If at all you are a taxpayer and you are faced with such financial hardships that make it harder for you to pay up your taxes as is due to the IRS, then chances are so high that you have already heard of the Offer-in-compromise plans or programs. Generally, the offer-in-compromise program is one established by the IRS that allows such strained taxpayers an opportunity to settle their tax debts for less than what they actually owe to the IRS. This is actually a legitimate route you may take to be clear with the IRS if you happen to be unable to pay your taxes in full or if so doing is going to create you financial suffering. Generally speaking, this program from the IRS is one program for settlement of taxes offered by the IRS that allows burdened taxpayers sort out their taxes and get back to compliance as should be with the authorities.

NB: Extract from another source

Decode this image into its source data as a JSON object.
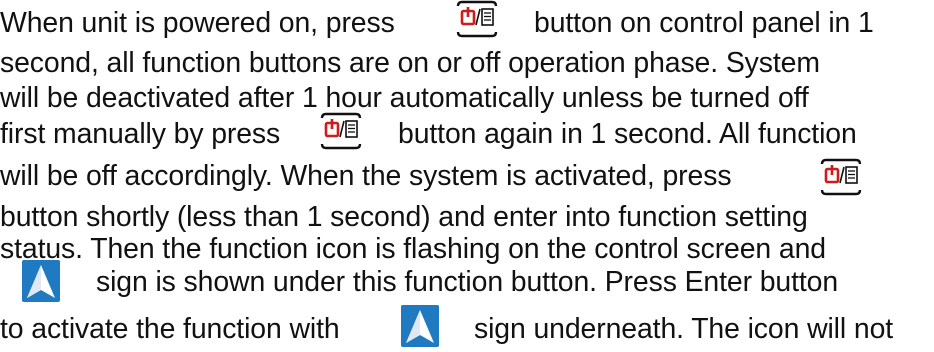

Going forward, it is important to note the fact that the IRS will approve an application for admission into the OIC program only where the amount offered is one that they can reasonably expect to collect with the given time period. Advice would be that before you make an application for an OIC, you explore all available settlement plans.

We must acknowledge this fact going forward that in as much as the OIC program is open to taxpayers with such a tax burden, it is not just meant for anyone. Talk to your tax consultant for you to know if at all the OIC program will be the best way out for you to settling your tax debt or better still advise you on the best way forward. If at all you are going to hire a tax professional for this, then you should be very careful with the one you choose and ensure that they are duly qualified. Hereunder is a look at some of the basics you should be aware of as you think of going for an OIC application for your need to get clean with the IRS.

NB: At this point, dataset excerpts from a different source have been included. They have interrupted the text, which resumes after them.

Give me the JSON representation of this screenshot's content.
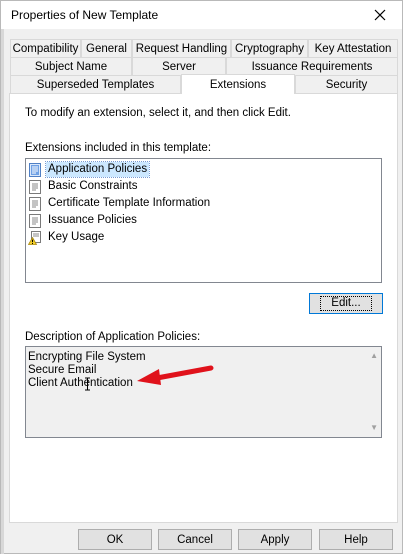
{
  "window": {
    "title": "Properties of New Template"
  },
  "tabs": {
    "row1": [
      "Compatibility",
      "General",
      "Request Handling",
      "Cryptography",
      "Key Attestation"
    ],
    "row2": [
      "Subject Name",
      "Server",
      "Issuance Requirements"
    ],
    "row3": [
      "Superseded Templates",
      "Extensions",
      "Security"
    ],
    "active": "Extensions"
  },
  "panel": {
    "instruction": "To modify an extension, select it, and then click Edit.",
    "extensions_label": "Extensions included in this template:",
    "extensions": [
      {
        "label": "Application Policies",
        "icon": "policy-icon",
        "selected": true
      },
      {
        "label": "Basic Constraints",
        "icon": "document-icon",
        "selected": false
      },
      {
        "label": "Certificate Template Information",
        "icon": "document-icon",
        "selected": false
      },
      {
        "label": "Issuance Policies",
        "icon": "document-icon",
        "selected": false
      },
      {
        "label": "Key Usage",
        "icon": "warning-document-icon",
        "selected": false
      }
    ],
    "edit_button": "Edit...",
    "description_label": "Description of Application Policies:",
    "description_lines": [
      "Encrypting File System",
      "Secure Email",
      "Client Authentication"
    ]
  },
  "footer": {
    "ok": "OK",
    "cancel": "Cancel",
    "apply": "Apply",
    "help": "Help"
  },
  "colors": {
    "selection": "#cce8ff",
    "accent_border": "#0078d7",
    "annotation_arrow": "#e0121b"
  }
}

What you must do first is to ensure that you are indeed qualified. In so far as qualification and eligibility goes, be informed of the fact that there is a criteria that the IRS takes into consideration. There are some unassuming errors that you may make in the process of application that may end up seeing your application thwarted. For instance, the IRS will reject any application made without making a submission of your tax returns and failing to state the estimated required payments. In any case you happen to be in an insolvency proceeding, then you should be aware that you will not qualify for the program.